The intention is that the interpolation is logarithmic, but floats are just piecewise logarithmic. BC6 doesn’t care at all and just reinterprets the resulting UNORM16 interpolation as FP16, but ASTC tries to be a little smarter. The mantissa is tweaked a bit.

// Interpret the value as FP16, but with some extra fixups along the way to make the interpolation more
// logarithmic (apparently). From spec:
ivec4 e = color >> 11;
ivec4 m = color & 0x7ff;
ivec4 mt = 4 * m - 512;
mt = mix(mt, ivec4(3 * m), lessThan(m, ivec4(512)));
mt = mix(mt, ivec4(5 * m - 2048), greaterThanEqual(m, ivec4(1536)));

From what I can tell, there is no signed float support in ASTC, except for the void extent.

Decode format extensions

In Vulkan, there is a weird extension called VK_EXT_astc_decode_mode which allows a VkImageView to select which format an ASTC block should decode to. Why is this even a thing? One quirk of ASTC is that even UNORM blocks full of LDR data must be decoded to bit-exact FP16. This means that if a GPU architecture decodes compressed textures into L1 cache, we would end up consuming a lot more cache than strictly necessary. The whole point of the decode mode extension is to allow us to explicitly decode to a lower precision format to improve cache hit rates, presumably. (That makes me wonder what GPUs actually do in practice …)

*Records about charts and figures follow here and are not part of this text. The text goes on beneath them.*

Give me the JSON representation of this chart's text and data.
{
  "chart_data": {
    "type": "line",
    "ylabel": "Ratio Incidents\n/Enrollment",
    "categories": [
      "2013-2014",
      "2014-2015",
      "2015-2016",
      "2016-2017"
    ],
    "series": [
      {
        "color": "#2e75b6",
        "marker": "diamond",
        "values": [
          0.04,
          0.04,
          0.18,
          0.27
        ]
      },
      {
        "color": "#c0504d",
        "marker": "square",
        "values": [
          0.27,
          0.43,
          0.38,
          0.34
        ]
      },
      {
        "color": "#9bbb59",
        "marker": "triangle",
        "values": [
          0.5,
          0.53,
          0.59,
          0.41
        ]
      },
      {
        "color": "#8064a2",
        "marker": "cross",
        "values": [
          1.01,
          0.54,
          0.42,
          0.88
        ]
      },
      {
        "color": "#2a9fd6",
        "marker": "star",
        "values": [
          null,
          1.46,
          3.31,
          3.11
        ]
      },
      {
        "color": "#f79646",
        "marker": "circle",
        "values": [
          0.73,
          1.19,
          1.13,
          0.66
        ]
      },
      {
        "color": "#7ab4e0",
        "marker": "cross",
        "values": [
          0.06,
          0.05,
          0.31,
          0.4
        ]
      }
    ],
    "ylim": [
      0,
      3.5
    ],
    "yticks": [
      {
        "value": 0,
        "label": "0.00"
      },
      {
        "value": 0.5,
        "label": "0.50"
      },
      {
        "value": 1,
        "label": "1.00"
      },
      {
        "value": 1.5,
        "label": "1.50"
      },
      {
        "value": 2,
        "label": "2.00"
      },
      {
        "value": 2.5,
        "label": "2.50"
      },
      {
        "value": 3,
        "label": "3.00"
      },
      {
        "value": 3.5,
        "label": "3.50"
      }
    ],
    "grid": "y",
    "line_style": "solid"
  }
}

In Granite, I setup the decode mode as:

// ...
if (format_is_srgb(create_info.format))
   return true;

if (format_is_compressed_hdr(create_info.format))
{
   auto &features = device->get_device_features();
   if (features.astc_decode_features.decodeModeSharedExponent)
      astc_info.decodeMode = VK_FORMAT_E5B9G9R9_UFLOAT_PACK32; // Nice
   else
      astc_info.decodeMode = VK_FORMAT_R16G16B16A16_SFLOAT;
}
else
{
   astc_info.decodeMode = VK_FORMAT_R8G8B8A8_UNORM;
}
// ...

Fortunately, there are now special SFLOAT format variants for ASTC in the VkFormat enum, which are tied to the ASTC HDR extension, and can be used to notify applications if the blocks likely contain HDR blocks. The awkward part of ASTC is that even when using the UNORM format, you can still decode HDR blocks, and it just happens to work on GPUs which support ASTC HDR. Profiles are fun, right? ._. With decode mode, we can at least clamp down on these shenanigans. HDR blocks fail to decode in UNORM8 mode.

Conclusion

So far, this is the endgame of texture compression, and I really don’t want to look at this again. 🙂 It’s been a year since I looked into this last time, so I might have missed some details.

There’s tons of smart ideas in this format, but I also feel it’s too clever for its own good. Writing a decoder was difficult enough, and I don’t even want to think about how painful an encoder would be. A format is only as good as its encoding ecosystem after all.